Author + information
- Wilfried Mullens, MD,
- Gary S. Francis, MD, FACC and
- W.H. Wilson Tang, MD, FACC* ()
- ↵*Cardiovascular Medicine, Cleveland Clinic, 9500 Euclid Avenue, Desk J3-4, Cleveland, Ohio 44195
We thank Drs. O'Rourke and Nichols for their enthusiastic interest and insightful comments regarding our report on the potential benefits of sodium nitroprusside (SNP) in the setting of advanced decompensated heart failure (ADHF) (1). We are in complete agreement regarding the many factors that influence left ventricular (LV) afterload, including the concept that aortic impedance can be a more integrated measure of LV afterload. We would like to emphasize that throughout the article there had not been any assertion or assumptions that measuring systemic vascular resistance in ADHF better reflects LV afterload compared with aortic input impedance. It is also not the intention of our retrospective case series to compare the effectiveness or safety of administration of SNP guided by a reduction in vascular resistance or aortic input impedance. In fact, titration of SNP doses was based on achieving a measured target mean arterial blood pressure of 65 to 70 mm Hg and not on achieving a normal derived systemic vascular resistance. Nevertheless, even with this relatively crude method in the absence of specialized equipment, the substantial improvement in cardiac output secondary to sodium nitroprusside therapy was associated with more favorable (rather than adverse) long-term outcomes.
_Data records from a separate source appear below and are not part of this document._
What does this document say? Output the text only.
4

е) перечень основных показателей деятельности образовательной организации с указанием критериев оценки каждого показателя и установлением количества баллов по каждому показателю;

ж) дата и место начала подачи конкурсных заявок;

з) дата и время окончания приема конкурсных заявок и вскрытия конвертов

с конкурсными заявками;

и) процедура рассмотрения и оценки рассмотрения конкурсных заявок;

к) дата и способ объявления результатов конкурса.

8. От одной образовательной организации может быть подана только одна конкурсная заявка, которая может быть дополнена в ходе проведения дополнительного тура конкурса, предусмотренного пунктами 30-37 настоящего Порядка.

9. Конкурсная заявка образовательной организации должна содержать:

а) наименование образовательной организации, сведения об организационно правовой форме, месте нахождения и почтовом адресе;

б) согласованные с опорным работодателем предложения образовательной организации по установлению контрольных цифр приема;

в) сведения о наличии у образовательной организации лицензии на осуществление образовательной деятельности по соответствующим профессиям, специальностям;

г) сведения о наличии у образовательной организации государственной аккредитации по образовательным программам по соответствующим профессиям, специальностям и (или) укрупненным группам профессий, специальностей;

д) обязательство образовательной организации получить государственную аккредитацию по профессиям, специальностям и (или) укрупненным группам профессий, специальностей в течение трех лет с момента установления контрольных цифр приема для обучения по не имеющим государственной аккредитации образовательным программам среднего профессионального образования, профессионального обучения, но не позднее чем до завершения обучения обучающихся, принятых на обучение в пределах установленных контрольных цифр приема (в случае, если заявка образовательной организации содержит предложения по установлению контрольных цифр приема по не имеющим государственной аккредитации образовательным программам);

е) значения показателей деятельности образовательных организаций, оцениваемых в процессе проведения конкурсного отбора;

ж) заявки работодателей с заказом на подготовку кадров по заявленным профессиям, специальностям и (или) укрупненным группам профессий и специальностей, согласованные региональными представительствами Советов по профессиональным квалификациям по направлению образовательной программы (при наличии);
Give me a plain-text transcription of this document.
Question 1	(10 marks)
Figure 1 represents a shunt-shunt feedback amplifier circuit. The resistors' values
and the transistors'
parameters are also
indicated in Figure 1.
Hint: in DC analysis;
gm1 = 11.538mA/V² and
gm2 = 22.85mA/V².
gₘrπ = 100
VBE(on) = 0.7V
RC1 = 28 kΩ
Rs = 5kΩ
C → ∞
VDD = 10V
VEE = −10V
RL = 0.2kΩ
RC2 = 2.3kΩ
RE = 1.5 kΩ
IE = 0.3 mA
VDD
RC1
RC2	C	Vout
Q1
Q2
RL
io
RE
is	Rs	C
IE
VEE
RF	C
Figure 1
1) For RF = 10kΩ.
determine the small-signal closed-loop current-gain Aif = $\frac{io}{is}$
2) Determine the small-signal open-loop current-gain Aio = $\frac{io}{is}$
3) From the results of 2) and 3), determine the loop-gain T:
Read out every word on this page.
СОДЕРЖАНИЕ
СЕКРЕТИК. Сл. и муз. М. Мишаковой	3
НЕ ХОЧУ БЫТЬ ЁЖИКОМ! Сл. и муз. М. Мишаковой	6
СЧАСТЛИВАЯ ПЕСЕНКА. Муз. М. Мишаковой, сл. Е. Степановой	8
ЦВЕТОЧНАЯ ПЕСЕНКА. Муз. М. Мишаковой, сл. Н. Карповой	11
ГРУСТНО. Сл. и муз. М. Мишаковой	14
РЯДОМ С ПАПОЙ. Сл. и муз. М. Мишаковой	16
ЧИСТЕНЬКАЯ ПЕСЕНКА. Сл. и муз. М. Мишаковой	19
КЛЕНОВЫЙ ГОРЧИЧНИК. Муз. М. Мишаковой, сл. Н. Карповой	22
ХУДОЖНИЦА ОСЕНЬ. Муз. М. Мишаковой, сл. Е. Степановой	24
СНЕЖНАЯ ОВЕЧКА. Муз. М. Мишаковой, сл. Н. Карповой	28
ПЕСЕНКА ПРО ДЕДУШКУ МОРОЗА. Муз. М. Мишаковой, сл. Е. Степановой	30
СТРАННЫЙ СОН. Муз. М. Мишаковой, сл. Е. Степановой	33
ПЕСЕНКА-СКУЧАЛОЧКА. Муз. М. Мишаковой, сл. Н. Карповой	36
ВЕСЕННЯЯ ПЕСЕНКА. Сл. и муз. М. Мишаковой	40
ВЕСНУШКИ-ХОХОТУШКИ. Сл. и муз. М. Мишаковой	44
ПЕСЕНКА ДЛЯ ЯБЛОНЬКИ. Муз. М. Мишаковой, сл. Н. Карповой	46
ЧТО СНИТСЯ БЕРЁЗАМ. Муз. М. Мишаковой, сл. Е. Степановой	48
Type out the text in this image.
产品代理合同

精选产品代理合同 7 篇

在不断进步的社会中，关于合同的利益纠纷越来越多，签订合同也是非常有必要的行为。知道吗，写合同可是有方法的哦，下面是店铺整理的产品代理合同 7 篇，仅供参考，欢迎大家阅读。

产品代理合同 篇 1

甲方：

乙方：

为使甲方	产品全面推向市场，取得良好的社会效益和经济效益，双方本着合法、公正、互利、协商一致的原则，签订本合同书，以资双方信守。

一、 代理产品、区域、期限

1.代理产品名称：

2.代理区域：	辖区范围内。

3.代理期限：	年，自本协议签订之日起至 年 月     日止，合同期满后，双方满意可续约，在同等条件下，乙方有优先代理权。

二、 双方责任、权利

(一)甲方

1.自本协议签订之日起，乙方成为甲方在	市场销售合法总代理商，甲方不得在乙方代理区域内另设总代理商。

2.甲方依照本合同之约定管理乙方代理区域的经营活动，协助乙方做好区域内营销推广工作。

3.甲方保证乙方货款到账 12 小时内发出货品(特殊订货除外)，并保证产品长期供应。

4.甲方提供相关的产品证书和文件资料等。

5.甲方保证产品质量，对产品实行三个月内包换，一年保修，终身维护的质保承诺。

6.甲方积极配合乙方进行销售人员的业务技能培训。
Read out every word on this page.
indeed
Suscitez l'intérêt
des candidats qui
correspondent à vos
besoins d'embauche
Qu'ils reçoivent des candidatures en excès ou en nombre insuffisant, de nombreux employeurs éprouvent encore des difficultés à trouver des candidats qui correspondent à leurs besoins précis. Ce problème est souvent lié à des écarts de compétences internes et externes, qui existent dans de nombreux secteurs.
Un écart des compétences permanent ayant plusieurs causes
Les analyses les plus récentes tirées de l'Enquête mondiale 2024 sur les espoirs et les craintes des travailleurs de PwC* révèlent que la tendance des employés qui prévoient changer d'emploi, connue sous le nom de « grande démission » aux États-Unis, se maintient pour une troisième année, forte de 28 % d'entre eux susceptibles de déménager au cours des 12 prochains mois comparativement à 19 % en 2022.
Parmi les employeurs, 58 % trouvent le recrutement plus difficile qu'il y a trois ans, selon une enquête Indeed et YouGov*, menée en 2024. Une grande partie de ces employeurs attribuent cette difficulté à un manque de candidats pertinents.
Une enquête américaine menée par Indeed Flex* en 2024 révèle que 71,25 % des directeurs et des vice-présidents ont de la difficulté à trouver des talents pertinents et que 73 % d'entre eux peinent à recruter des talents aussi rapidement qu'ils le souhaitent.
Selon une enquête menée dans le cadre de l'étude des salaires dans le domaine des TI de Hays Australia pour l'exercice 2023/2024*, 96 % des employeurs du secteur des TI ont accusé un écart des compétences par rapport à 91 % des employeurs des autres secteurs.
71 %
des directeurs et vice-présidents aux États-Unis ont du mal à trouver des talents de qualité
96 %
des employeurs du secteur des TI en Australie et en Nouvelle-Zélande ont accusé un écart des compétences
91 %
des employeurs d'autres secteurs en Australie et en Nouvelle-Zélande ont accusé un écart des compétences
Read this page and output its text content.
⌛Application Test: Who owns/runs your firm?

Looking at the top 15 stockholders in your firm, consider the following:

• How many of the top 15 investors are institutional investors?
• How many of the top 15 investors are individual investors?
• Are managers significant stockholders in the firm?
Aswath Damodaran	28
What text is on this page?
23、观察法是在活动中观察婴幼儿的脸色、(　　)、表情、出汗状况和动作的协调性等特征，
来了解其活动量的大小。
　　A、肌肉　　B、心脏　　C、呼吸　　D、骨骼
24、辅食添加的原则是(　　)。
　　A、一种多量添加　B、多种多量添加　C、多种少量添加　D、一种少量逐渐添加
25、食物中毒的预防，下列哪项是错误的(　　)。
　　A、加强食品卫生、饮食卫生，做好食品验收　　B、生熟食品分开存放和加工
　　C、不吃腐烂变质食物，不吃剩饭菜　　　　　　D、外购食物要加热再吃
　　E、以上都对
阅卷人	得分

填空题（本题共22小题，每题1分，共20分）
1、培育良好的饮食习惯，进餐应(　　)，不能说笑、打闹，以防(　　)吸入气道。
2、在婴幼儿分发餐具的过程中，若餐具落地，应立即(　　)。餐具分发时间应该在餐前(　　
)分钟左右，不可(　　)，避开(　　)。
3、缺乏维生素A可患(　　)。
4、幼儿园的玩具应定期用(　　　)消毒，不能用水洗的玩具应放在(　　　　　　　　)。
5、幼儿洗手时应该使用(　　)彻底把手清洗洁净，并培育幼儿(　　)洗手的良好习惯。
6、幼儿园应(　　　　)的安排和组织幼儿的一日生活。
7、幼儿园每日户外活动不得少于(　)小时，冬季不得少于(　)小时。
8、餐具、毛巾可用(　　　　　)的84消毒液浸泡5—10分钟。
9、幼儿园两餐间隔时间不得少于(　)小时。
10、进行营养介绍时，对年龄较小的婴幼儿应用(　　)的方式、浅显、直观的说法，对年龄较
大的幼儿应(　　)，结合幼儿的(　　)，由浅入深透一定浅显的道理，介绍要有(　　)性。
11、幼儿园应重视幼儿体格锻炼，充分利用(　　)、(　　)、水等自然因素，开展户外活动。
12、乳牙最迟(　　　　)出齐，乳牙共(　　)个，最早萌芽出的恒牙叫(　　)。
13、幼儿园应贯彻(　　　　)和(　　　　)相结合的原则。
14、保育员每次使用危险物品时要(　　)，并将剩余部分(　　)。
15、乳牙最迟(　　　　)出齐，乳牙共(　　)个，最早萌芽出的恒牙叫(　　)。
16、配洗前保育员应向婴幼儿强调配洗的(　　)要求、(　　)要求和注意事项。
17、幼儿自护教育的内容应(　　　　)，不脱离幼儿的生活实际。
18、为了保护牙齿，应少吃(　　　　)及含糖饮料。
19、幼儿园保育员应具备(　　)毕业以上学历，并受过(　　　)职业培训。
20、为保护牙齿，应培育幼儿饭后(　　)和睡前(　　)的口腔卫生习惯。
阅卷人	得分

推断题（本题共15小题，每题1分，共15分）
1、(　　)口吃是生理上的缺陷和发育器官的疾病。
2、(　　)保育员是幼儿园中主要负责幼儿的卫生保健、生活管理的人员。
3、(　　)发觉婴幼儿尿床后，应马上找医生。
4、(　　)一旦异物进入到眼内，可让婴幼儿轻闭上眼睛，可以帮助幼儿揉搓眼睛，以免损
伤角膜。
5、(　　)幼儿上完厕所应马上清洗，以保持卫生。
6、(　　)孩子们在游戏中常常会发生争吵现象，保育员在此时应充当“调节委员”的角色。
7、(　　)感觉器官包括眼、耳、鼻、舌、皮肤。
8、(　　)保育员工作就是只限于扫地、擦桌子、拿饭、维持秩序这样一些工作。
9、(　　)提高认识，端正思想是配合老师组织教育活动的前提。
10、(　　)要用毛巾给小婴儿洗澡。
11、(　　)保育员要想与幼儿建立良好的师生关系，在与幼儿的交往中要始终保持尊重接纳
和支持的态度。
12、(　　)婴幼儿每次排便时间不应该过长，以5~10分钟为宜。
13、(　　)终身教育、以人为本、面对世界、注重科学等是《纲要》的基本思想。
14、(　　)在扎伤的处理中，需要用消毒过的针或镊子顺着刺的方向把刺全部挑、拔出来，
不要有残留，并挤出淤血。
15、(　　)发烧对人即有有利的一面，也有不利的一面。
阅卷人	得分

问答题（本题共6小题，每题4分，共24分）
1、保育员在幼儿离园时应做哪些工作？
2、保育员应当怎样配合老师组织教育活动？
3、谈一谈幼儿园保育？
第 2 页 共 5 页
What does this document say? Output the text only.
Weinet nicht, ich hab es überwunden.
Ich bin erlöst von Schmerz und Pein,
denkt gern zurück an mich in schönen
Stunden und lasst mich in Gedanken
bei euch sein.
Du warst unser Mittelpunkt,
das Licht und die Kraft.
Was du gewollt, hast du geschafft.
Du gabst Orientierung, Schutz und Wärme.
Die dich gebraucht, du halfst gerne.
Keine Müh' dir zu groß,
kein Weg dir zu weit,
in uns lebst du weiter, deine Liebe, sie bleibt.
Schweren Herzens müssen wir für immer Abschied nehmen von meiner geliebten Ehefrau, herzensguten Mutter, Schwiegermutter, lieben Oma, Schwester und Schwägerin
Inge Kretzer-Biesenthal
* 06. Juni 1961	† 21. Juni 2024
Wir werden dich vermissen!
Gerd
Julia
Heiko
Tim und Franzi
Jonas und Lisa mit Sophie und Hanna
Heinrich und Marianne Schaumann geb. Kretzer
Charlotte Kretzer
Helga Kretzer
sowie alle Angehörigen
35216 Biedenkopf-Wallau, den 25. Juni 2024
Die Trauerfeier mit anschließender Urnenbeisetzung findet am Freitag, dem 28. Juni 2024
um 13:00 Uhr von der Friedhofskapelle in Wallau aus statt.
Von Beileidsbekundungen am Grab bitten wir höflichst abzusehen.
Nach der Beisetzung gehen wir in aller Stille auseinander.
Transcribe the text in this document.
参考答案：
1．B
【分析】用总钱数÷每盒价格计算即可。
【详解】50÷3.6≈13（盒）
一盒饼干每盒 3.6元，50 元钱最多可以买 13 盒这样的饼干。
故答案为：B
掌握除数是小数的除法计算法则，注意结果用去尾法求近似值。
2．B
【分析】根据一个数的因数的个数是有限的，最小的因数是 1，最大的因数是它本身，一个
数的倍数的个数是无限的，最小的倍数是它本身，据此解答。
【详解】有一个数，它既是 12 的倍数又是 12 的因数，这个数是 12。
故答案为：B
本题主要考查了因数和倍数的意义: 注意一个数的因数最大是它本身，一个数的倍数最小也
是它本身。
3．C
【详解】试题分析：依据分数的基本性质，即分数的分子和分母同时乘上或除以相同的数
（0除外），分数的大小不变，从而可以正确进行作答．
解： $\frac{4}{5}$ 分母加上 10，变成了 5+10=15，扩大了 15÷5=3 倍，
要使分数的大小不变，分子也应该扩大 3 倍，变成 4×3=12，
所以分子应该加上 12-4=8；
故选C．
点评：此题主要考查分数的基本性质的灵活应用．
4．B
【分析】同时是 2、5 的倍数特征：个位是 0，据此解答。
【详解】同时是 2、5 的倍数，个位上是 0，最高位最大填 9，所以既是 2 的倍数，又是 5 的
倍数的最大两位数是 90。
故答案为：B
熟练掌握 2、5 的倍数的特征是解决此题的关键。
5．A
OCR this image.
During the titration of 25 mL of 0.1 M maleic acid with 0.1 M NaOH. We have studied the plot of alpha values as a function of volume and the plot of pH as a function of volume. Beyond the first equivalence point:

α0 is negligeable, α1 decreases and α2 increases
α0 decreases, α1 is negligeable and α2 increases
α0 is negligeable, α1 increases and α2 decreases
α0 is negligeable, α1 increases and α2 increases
Although invasive measurements were used in our protocol, it is not the intention of these data to always imply the need for invasive monitoring, but solely to understand the hemodynamic contributors and subsequent changes induced by sodium nitroprusside during the treatment of ADHF. As with interpreting the clinical utility of any biomarker, there is an important distinction between identifying individual patients who may have the appropriate hemodynamic profiles to benefit from a specific intervention versus using specific indexes of LV afterload as targets of therapeutic interventions. We agree that much promise exists regarding the use of noninvasive hemodynamic monitoring. Nevertheless, in much the same way that pharmacotherapeutics require rigorous placebo-controlled testing in the specific population with the specific treatment goals to be certain of benefit, diagnostic tools intended to guide therapy may require the same validation, especially regarding use in the acutely ill heart failure population.